There is a lot of hype about psychedelics and psychedelic-assisted therapy, and I think it is important to remain cautious about “new” therapies. People who are chasing an experience may not reap the full benefit of these substances because there is psychological, internal work that needs to happen in tandem. It cannot replace talk therapy. Our capitalist, consumerist, pharmacological approach to physical and mental health is about pill-popping and miracle cures, about “superfoods” and consuming or avoiding the trendy ingredient du jour. Big Pharma, like other industries, only makes money by commodifying wellness. My fear is that psychedelic therapy will experience the same fate.

But its roots are in positive psychology, indigenous practices, and holistic understandings of mental health and human society.
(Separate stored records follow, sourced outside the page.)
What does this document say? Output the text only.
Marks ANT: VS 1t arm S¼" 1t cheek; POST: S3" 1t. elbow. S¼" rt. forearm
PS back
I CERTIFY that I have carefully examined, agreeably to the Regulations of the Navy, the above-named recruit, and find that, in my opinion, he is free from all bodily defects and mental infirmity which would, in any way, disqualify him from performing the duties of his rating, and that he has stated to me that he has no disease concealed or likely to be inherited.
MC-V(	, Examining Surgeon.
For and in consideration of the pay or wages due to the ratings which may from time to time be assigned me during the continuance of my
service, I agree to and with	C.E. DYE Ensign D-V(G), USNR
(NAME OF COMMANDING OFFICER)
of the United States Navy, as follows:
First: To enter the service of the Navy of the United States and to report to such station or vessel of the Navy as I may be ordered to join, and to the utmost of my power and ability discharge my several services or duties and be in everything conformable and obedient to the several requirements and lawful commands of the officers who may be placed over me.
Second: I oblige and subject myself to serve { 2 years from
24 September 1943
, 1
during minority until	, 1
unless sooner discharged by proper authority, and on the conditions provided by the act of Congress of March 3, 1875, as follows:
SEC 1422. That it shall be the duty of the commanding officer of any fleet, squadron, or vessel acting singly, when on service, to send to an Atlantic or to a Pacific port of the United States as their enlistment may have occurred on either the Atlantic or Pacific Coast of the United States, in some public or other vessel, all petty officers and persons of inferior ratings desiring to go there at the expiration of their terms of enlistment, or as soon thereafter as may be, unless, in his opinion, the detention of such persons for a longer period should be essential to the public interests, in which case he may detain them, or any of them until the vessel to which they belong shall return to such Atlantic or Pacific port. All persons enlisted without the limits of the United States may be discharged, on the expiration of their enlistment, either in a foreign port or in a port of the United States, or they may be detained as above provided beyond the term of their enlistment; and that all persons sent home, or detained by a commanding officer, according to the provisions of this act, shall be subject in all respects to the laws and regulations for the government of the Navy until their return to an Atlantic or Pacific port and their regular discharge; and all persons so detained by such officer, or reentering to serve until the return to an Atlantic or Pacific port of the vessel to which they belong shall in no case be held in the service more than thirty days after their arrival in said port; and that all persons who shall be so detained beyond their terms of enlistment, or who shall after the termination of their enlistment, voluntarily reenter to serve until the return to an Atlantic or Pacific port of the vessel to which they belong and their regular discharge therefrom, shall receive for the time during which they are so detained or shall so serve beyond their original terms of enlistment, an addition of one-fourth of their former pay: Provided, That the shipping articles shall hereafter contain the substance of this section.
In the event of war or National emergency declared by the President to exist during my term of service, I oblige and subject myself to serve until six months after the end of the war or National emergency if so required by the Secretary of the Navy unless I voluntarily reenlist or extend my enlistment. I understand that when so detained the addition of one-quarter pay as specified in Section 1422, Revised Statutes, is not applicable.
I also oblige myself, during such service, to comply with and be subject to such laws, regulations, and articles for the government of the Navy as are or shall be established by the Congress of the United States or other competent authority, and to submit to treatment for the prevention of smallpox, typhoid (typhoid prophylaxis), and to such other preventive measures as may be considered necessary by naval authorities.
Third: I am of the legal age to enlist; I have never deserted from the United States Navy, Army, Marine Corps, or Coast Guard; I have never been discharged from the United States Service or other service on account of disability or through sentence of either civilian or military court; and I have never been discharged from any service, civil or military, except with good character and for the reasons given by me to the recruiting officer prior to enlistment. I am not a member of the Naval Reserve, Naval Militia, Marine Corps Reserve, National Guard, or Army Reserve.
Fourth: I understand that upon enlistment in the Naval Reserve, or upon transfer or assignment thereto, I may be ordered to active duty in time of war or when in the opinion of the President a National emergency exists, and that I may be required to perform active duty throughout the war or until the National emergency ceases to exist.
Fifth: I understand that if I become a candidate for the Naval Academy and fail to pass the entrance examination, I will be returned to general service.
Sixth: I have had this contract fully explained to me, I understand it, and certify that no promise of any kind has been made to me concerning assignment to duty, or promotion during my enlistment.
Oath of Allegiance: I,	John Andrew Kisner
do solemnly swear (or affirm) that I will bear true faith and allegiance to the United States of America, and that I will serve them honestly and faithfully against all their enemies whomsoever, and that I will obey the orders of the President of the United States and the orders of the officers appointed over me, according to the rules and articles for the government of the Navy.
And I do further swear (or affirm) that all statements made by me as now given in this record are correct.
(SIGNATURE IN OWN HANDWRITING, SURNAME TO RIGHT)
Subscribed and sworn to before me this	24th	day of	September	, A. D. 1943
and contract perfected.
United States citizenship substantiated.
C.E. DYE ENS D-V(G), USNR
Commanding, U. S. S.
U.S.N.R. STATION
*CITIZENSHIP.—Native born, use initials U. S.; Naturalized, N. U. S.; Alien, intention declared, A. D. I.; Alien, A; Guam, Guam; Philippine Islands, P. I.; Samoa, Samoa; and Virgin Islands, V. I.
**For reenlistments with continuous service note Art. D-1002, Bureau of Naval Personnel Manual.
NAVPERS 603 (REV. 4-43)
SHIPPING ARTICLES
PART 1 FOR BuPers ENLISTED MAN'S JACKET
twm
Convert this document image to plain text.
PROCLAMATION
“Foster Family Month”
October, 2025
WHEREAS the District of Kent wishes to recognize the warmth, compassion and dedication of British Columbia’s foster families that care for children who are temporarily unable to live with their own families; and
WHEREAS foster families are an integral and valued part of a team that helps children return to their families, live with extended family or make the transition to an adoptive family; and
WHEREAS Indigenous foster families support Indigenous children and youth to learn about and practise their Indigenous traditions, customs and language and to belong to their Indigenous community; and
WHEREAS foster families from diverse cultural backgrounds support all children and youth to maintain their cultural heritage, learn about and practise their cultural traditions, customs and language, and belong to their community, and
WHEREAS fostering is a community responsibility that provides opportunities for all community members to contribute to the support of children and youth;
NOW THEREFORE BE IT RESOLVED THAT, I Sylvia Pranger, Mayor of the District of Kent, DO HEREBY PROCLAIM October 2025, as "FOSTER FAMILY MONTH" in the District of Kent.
Not only does it have the potential to help people who are suffering from mental illness, it has the potential to help “well” people thrive.

I wanted to spend this week focusing on drug policy and the church because this is a prime example of the way racism hurts everybody. These substances have been locked away for fifty years because the Nixon White House—and subsequent leaders—wanted to disrupt Civil Rights and the antiwar movements. Instead of healing people, we’ve been locking them away for decades, creating more generational trauma instead of healing it.

But there is a better way for us to be.

Prayer:
God of Salvation, you salve our wounds and heal all our diseases. Help us to be agents of healing in our selves, our culture, and our planet. Amen.